Days after the hackers launched a malicious attack on the Socket protocol the company was pleased to state that the ongoing recovery process is fruitful. In a January 23 report, the Socket team confirmed that nearly two-thirds of the stolen funds have been recovered.
The Socket team stated that after a collaborative effort to recover the stolen funds the company managed to recover 1032 Ether (ETH) valued at $2.3 million. The good news was shared on Socket’s official X account outlining the progress of the ongoing recovery plan.
Socket Protocol Recover Stolen Assets
The X post demonstrated that the Socket team plans to deliberate on the repayment of the funds to the hack victims. Also, the Socket team recognized the effort made by several on-chain analytic firms in the recovery of the stolen assets.
In the X post, the Socket team pledged to continue working with multiple firms to recover the remaining $1 million. A review of the report from the completed investigations demonstrated that the attackers used an Ethereum address… .97a5 to transfer the fund from the Socket protocol.
The report from the probing team illustrated that the security breach impacted to endless approval on the Socket contract. Unknowingly around 219 users fell for the hacker’s trap and approved the transaction from the Ethereum address under probe.
The PeckShield team claimed that the exploit impacted an incomplete validation of the user. This implies that the user who approved the transaction on the compromised “Socket:Gateway” contract lost a substantial amount of funds.

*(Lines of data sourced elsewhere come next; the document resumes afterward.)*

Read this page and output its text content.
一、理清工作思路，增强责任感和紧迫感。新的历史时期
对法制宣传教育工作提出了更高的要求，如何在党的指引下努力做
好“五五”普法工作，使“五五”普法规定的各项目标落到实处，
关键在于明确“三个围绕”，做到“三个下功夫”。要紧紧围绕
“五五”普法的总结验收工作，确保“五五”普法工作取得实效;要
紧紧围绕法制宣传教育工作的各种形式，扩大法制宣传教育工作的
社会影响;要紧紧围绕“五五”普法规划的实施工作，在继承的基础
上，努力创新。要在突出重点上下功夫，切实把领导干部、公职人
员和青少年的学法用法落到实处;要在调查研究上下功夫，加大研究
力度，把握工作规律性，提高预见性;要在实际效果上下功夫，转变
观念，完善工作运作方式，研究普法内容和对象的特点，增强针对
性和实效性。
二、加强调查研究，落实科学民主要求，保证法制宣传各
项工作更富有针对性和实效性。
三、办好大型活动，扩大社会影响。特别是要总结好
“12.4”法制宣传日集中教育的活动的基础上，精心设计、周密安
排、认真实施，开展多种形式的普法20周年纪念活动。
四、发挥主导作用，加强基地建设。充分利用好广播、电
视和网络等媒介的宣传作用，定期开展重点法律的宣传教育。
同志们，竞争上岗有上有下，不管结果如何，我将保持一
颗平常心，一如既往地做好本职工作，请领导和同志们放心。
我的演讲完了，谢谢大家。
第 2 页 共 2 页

Overview of Socket Protocol Attack
After probing the matter the PeckShield team noted corrupt “Socket:Gateway” was launched three days before the attack. The security experts advised the users to revoke all the approvals ending with “Socket: Gateway” during the downtime.
The investigators noted that the hackers took advantage of a vulnerability in the Socket protocol to make multiple funds transfers until the user withdrawal limit was reached. Based on the damages caused by the attack the Socket team observed that the hacker also compromised the pre-approved balance on the protocol for financial gains.

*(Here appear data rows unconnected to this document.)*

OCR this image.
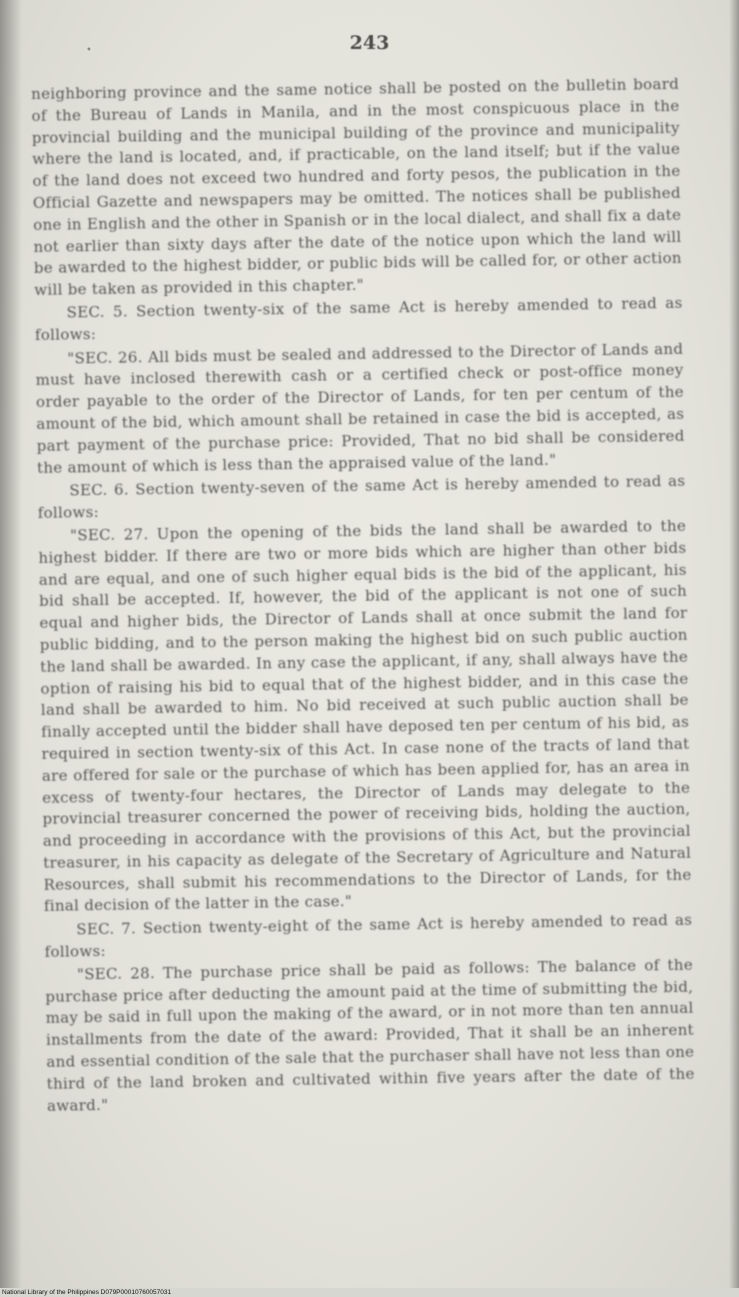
•	243

neighboring province and the same notice shall be posted on the bulletin board of the Bureau of Lands in Manila, and in the most conspicuous place in the provincial building and the municipal building of the province and municipality where the land is located, and, if practicable, on the land itself; but if the value of the land does not exceed two hundred and forty pesos, the publication in the Official Gazette and newspapers may be omitted. The notices shall be published one in English and the other in Spanish or in the local dialect, and shall fix a date not earlier than sixty days after the date of the notice upon which the land will be awarded to the highest bidder, or public bids will be called for, or other action will be taken as provided in this chapter."

SEC. 5. Section twenty-six of the same Act is hereby amended to read as follows:

"SEC. 26. All bids must be sealed and addressed to the Director of Lands and must have inclosed therewith cash or a certified check or post-office money order payable to the order of the Director of Lands, for ten per centum of the amount of the bid, which amount shall be retained in case the bid is accepted, as part payment of the purchase price: Provided, That no bid shall be considered the amount of which is less than the appraised value of the land."

SEC. 6. Section twenty-seven of the same Act is hereby amended to read as follows:

"SEC. 27. Upon the opening of the bids the land shall be awarded to the highest bidder. If there are two or more bids which are higher than other bids and are equal, and one of such higher equal bids is the bid of the applicant, his bid shall be accepted. If, however, the bid of the applicant is not one of such equal and higher bids, the Director of Lands shall at once submit the land for public bidding, and to the person making the highest bid on such public auction the land shall be awarded. In any case the applicant, if any, shall always have the option of raising his bid to equal that of the highest bidder, and in this case the land shall be awarded to him. No bid received at such public auction shall be finally accepted until the bidder shall have deposed ten per centum of his bid, as required in section twenty-six of this Act. In case none of the tracts of land that are offered for sale or the purchase of which has been applied for, has an area in excess of twenty-four hectares, the Director of Lands may delegate to the provincial treasurer concerned the power of receiving bids, holding the auction, and proceeding in accordance with the provisions of this Act, but the provincial treasurer, in his capacity as delegate of the Secretary of Agriculture and Natural Resources, shall submit his recommendations to the Director of Lands, for the final decision of the latter in the case."

SEC. 7. Section twenty-eight of the same Act is hereby amended to read as follows:

"SEC. 28. The purchase price shall be paid as follows: The balance of the purchase price after deducting the amount paid at the time of submitting the bid, may be said in full upon the making of the award, or in not more than ten annual installments from the date of the award: Provided, That it shall be an inherent and essential condition of the sale that the purchaser shall have not less than one third of the land broken and cultivated within five years after the date of the award."

National Library of the Philippines D079P00010760057031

Shortly after the attack, the Socket team took emergency administrative actions to suspend all the activities on the contracts. The report indicates that the Socket group worked tirelessly after the hacking incident to identify vulnerabilities in the cross-chain interoperability protocol.
The Socket group teamed up with other security experts to remove the bug on the vulnerable cross-chain protocol. Besides fixing the bug the Socket team engaged in multiple security checks before resuming operations.On the hand the hackers created a fake X account to mislead the Socket users.
Hackers Targeting Cross-Chain Platforms
In the fake tweet, the hackers posted a phishing link that directed the customers to revoke the approval using a malicious app. The fake tweet challenged the intense efforts made by the Socket team to implement adequate security measures.
To ensure the safety of the Socket protocol the security expert advised the customers to take full charge of their accounts. The Socket users are urged to block transaction authorization feature regularly.
With the ongoing development in the digital sector, the developers are targeting to improve the efficiency and performance of cross-chain bridges to streamline the interaction between decentralized protocols.Despite the upgrade the hackers have shifted their focus on the crypto sector to attack vulnerable decentralized apps and cross-chain protocols.
The spate of attack launches on the cross-chain bridges has forced the security expert to leverage their expertise to develop defense mechanisms.